I was working with a new data set recently, among other fields the data set contains addresses, something like this:
Abbey Road, London
Since the data set doesn’t have a dedicated city field I decided to apply Subfield() to extract the City as a separate field. Easy task, right? I use the comma as a separator to split the string.
Subfield (address, ',', 2) as City,
Shortly after we decided to expand the data universe of the app to include other countries in our analysis, we ended up having multiple sources with slightly different address formats:
Abbey Road, London
Paseo del Prado, s/n , Madrid
91, Rue de Rivoli, 75001, Paris
Not great news, right? Due to the variable number of commas in the address field I can no longer use subfield to manipulate the string, or maybe I still can use it.

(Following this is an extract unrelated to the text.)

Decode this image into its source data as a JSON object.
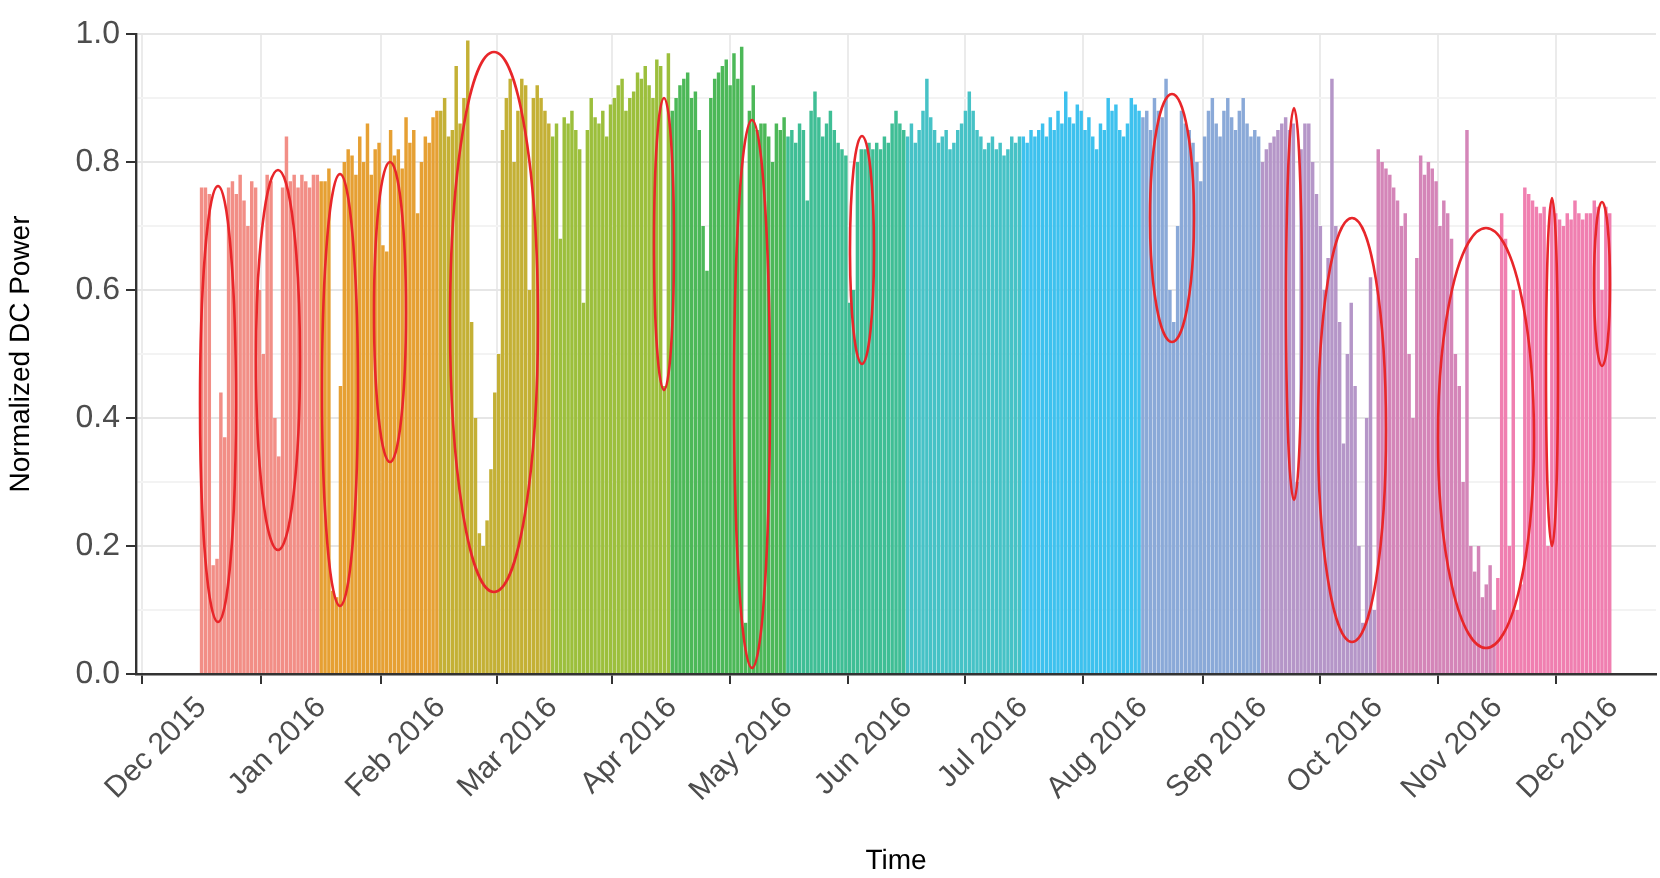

Searching from the end of the string
Subfield function not only takes positive values for the third parameter, it also accepts negatives values.A negative value searches from the end of the string. This will help us to extract the City while keeping my script highly readable. The new function will be something like:
Subfield (address, ',', -1)
The function above will return the first portion of the string separated by the delimiter comma (',') searching from the end of the string, right to left. The newly created "City" field contains:
Right to left search in String functions
The use of negative values, or right to left search (remember the read will still be performed from the start of the string) also apply to other string functions:
Subfield('Abbey Road, London', 'o',-2)
Returns 'nd' (the second occurrence of 'o' starting from the end)
Index('Abbey Road, London', 'o',-2)
Returns 14 (the second occurrence of 'o' starting from the end)
FindOneOf('Abbey Road, London', 'oes',-3)
Returns ‘8’ because the search is for any of the characters: o, e or s, and "o" is the third occurrence starting from the right, and is in position 8 starting from the left.